またその数え方が今時ではなく、もしかしたら本当に年齢詐称しているのかも、と疑ってしまう。
だが私は、ひーふーみー以上の数え方がわからないので、その先を言える友人がちょっとすごいと思った。
659 :
以下、名無しに変わりましてゴミがお送りします
[sage]:2010/03/25(木) 21:15:35.76 ID:MyFwRwDO
「――ねぇ、公園の鯉減った?」
「さぁ……気のせいじゃないの?」
携帯の画面に映る『ログインしますか?』という文字を押す。
今日は何かイベントあったっけ?
660 :
以下、名無しに変わりましてゴミがお送りします
[sage]:2010/03/25(木) 21:15:58.45 ID:MyFwRwDO
「いや、絶対減ったよ。赤が六匹黒が七匹だったのに、赤が四匹になってる」
「岩陰に隠れてるんじゃないの?」
掲示板をチェックする。
特に気になる話題は、……『お菓子の工場で働いてる河童だけど何か質問ある?』が少し気になる。

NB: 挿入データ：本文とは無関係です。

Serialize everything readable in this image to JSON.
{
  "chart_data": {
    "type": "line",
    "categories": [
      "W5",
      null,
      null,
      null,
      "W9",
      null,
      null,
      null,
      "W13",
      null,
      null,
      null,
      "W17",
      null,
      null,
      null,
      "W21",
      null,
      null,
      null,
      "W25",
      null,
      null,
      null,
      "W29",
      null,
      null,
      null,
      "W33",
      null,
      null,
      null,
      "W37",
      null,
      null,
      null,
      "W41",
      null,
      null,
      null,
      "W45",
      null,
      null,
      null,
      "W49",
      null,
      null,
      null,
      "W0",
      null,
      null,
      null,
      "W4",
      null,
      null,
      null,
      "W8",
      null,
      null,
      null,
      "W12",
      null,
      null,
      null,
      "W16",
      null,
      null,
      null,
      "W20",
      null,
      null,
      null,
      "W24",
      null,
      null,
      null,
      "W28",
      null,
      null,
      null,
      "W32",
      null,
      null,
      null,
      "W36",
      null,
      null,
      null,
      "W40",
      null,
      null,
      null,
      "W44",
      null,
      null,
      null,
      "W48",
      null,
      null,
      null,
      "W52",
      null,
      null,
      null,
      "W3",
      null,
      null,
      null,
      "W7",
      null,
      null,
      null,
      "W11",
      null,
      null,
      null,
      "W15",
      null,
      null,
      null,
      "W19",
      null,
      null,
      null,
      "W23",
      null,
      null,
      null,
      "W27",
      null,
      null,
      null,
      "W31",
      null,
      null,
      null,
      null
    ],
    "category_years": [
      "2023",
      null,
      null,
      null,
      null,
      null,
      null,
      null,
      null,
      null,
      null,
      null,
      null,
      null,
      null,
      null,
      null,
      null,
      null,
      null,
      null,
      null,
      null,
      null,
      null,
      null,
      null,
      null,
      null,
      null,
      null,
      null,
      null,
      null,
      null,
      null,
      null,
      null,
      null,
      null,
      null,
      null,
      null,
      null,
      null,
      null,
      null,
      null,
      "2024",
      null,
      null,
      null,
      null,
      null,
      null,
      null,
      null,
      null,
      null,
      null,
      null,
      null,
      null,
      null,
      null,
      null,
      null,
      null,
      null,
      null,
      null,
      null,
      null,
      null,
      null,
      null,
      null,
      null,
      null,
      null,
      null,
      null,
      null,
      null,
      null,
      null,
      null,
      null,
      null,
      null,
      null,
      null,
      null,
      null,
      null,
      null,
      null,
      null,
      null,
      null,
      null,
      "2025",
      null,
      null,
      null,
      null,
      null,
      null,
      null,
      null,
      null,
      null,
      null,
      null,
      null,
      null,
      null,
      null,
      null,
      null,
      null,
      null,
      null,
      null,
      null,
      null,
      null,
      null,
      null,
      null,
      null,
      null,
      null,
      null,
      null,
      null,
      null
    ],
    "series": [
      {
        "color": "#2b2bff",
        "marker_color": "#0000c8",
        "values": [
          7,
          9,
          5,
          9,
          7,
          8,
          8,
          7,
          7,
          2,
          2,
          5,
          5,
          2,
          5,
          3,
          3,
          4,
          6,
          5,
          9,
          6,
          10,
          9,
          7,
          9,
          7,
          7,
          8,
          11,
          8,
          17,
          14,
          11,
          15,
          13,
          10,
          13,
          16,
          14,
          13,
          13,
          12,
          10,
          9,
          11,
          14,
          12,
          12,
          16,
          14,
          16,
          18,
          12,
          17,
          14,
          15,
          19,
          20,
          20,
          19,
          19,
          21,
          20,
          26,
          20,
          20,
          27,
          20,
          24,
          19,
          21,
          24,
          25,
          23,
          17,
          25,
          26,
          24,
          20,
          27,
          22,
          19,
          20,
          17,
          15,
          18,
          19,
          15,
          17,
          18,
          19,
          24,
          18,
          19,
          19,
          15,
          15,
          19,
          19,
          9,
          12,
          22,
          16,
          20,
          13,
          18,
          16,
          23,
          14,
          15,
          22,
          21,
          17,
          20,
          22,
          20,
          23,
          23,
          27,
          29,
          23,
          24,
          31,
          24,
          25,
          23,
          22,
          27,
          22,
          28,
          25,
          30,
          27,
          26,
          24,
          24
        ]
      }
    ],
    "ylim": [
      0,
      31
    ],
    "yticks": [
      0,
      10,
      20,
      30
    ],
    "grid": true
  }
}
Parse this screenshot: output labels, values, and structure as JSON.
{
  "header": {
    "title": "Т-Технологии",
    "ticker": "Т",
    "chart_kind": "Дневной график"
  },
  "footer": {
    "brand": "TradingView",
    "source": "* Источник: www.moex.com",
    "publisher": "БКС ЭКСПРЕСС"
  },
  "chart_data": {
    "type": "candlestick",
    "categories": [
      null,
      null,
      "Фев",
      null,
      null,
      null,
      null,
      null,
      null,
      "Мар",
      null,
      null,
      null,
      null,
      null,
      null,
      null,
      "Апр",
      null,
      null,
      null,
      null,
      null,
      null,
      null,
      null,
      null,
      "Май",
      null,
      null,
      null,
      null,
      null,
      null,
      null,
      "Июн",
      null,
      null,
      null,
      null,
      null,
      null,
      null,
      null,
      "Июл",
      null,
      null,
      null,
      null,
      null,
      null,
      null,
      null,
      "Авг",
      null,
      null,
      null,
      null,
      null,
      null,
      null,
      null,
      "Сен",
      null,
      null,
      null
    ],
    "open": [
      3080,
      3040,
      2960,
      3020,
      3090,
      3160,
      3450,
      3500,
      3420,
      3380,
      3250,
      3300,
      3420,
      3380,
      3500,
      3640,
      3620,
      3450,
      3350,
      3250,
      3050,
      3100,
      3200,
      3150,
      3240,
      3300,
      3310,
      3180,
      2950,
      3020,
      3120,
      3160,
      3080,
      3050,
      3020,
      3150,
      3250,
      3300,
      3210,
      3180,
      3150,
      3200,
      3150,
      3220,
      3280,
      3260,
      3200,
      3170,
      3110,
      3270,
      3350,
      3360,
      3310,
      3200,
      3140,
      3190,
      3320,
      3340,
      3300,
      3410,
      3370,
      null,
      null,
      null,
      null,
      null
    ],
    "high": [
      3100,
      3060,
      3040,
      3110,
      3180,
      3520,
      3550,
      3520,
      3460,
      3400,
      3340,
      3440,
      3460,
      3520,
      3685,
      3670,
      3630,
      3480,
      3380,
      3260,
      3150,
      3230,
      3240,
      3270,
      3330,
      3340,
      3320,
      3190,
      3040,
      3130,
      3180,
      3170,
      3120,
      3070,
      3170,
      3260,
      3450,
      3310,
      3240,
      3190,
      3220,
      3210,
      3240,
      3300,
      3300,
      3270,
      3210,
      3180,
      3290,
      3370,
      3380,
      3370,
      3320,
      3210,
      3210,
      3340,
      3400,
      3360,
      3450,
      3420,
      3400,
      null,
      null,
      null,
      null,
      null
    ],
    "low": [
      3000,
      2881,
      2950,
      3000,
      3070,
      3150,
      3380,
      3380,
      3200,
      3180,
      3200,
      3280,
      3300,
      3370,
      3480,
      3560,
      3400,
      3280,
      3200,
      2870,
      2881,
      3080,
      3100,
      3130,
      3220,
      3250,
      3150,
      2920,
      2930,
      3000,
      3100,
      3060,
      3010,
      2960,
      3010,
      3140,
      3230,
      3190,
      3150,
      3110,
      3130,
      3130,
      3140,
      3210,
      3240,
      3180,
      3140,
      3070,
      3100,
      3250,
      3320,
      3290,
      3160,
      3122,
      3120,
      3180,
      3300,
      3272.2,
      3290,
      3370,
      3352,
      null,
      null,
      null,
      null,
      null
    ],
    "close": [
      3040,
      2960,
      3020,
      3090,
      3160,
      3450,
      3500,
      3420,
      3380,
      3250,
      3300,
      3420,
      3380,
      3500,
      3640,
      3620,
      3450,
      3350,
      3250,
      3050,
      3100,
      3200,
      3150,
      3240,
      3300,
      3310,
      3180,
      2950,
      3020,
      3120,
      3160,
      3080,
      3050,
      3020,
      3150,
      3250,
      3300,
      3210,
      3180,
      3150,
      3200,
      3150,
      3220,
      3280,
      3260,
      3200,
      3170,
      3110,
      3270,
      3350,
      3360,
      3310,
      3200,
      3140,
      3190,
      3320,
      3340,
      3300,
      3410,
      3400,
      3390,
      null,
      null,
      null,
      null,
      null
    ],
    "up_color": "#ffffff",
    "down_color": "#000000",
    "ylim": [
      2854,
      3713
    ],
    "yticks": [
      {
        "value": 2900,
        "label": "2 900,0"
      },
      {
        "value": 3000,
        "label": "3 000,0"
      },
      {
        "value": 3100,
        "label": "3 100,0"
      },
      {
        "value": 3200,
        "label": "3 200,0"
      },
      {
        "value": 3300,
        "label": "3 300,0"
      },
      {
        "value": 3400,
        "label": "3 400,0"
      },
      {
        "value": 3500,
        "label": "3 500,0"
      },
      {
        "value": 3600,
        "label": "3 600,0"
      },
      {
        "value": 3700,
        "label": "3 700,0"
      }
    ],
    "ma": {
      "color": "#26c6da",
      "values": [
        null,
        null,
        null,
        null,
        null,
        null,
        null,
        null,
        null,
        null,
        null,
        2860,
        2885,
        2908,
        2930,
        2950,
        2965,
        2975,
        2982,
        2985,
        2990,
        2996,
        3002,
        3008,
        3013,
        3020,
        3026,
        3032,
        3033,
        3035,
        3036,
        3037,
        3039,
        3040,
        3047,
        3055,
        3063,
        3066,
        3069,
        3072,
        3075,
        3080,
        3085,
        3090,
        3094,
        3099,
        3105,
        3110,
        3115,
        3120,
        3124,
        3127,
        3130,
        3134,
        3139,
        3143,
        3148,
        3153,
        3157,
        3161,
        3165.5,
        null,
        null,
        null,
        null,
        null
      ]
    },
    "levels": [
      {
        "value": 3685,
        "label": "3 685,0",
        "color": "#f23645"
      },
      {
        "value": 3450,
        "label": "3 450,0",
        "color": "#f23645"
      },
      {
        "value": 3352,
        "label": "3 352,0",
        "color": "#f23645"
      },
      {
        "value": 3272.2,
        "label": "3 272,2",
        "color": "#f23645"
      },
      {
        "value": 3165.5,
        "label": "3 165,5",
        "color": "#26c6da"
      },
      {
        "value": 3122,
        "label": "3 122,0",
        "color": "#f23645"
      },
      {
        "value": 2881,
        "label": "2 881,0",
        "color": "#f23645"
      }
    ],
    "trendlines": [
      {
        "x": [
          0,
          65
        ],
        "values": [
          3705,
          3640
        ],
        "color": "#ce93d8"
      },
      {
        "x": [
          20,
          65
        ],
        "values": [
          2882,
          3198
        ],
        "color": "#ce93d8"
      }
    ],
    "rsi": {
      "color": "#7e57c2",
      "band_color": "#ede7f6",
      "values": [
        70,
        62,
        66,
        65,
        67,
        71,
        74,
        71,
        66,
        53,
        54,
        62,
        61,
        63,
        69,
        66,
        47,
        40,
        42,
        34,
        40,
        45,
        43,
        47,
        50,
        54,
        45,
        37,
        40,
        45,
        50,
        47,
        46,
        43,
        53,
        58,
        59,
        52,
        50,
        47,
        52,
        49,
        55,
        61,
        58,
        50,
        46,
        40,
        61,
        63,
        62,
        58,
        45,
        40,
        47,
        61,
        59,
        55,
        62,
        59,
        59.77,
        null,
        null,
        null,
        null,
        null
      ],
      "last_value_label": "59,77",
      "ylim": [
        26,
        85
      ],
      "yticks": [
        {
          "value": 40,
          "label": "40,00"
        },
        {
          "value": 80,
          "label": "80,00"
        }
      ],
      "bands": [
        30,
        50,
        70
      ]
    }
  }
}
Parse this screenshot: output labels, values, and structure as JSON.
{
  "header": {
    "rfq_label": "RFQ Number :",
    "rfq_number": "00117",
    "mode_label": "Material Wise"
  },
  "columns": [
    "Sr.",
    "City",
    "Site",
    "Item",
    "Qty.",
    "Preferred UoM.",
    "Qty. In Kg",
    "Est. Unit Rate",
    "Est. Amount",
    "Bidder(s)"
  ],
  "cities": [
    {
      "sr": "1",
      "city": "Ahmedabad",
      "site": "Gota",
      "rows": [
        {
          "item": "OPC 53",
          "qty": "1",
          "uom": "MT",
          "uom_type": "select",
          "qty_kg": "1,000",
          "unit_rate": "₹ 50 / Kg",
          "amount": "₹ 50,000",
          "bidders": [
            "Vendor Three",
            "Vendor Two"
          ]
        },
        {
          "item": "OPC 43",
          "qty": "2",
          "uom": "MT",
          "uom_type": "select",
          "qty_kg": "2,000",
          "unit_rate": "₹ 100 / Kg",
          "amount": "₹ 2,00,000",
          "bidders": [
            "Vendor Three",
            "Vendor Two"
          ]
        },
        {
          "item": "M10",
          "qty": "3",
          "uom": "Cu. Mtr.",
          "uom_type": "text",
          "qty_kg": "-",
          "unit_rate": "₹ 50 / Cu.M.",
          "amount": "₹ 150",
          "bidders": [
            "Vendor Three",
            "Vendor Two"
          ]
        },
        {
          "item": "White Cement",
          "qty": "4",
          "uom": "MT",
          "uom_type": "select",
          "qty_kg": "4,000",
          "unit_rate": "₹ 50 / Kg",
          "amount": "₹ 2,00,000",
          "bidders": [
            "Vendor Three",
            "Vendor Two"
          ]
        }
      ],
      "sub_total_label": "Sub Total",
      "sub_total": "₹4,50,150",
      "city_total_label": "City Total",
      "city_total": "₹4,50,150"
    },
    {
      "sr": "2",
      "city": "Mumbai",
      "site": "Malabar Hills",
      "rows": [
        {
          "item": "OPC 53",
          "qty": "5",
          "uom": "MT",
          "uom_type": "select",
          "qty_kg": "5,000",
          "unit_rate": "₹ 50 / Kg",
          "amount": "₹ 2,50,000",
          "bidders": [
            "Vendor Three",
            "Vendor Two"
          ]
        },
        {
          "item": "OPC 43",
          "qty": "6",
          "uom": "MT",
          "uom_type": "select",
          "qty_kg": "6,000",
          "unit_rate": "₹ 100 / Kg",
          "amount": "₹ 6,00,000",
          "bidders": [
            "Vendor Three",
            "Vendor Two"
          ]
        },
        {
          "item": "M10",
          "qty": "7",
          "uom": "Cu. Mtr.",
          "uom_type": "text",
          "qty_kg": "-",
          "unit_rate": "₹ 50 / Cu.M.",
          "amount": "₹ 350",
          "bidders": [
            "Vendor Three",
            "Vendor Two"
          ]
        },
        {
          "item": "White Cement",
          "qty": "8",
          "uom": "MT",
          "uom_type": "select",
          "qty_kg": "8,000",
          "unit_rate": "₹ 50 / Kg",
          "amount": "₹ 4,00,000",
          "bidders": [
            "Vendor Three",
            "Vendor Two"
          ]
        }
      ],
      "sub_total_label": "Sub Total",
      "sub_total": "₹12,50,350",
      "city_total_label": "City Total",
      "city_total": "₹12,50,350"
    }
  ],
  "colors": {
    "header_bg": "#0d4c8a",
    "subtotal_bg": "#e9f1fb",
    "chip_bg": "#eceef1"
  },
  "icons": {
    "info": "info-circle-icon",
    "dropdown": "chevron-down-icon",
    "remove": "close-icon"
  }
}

元ネタが懐かしいな、と思っていると同じことが案の定スレッドに書き込まれていた。
661 :
以下、名無しに変わりましてゴミがお送りします
[sage]:2010/03/25(木) 21:16:24.09 ID:MyFwRwDO
「岩陰に? ……あー、一匹隠れてた。あと一匹足りない」
「………」
ブログを覗く。
相変わらずこの俳優のブログは面白い。
画像はどこから拾ってきているのだろう?
662 :
以下、名無しに変わりましてゴミがお送りします
[sage]:2010/03/25(木) 21:19:00.81 ID:MyFwRwDO
「……ねぇ」
「………」
「ねーねー」
「………」
「にゃおーんわんわんどるるるる」
「〜〜〜っあああもうっ うるさい!何なの!!」
663 :
以下、名無しに変わりましてゴミがお送りします
[sage]:2010/03/25(木) 21:20:47.38 ID:MyFwRwDO
私は携帯から目を離した。
「―――やっと顔上げた」
「え」
664 :
以下、名無しに変わりましてゴミがお送りします
[sage]:2010/03/25(木) 21:21:21.85 ID:MyFwRwDO
友人が笑う。
紺のセーラー服の襟と赤いスカーフと、真っ黒な髪が風でひらひらと踊っていた。
「たまには顔をあげて周りを見ないと。
―――本当の世界は、もっとずっと広いんだから」
「………」
「あと私が寂しい」
「何言ってるの」
665 :
以下、名無しに変わりましてゴミがお送りします
[sage]:2010/03/25(木) 21:22:54.93 ID:MyFwRwDO
友人は立ち上がり、背伸びをしながら振り返った。
「ね、明日か明後日デートしようよ」
「デート……って、ただ遊びに行くだけでしょ」
666 :
以下、名無しに変わりましてゴミがお送りします
[sage]:2010/03/25(木) 21:23:30.29 ID:MyFwRwDO
「デートだよ。私、あなたの私服姿がみたいなぁ」
「何度も見てるじゃない…。
……ま、いっか。何処にいくの?」
私もベンチから離れて、彼女の背中についていく。
携帯に視線を落とそうとしたけれど、なんだか面倒になってしまい、閉じてしまった。
そのまま携帯を鞄の隙間へ滑り込ませた。
667 :
以下、名無しに変わりましてゴミがお送りします
[sage]:2010/03/25(木) 21:25:47.06 ID:MyFwRwDO
私の世界はとても小さい。
だけど明日は、ほんの少し大きくなっているかもしれない。
世界はきっと、小さな世界の積み重ねで大きくなるのだろう。
……子供たちから餌をもらって、育っていく公園の鯉みたいに。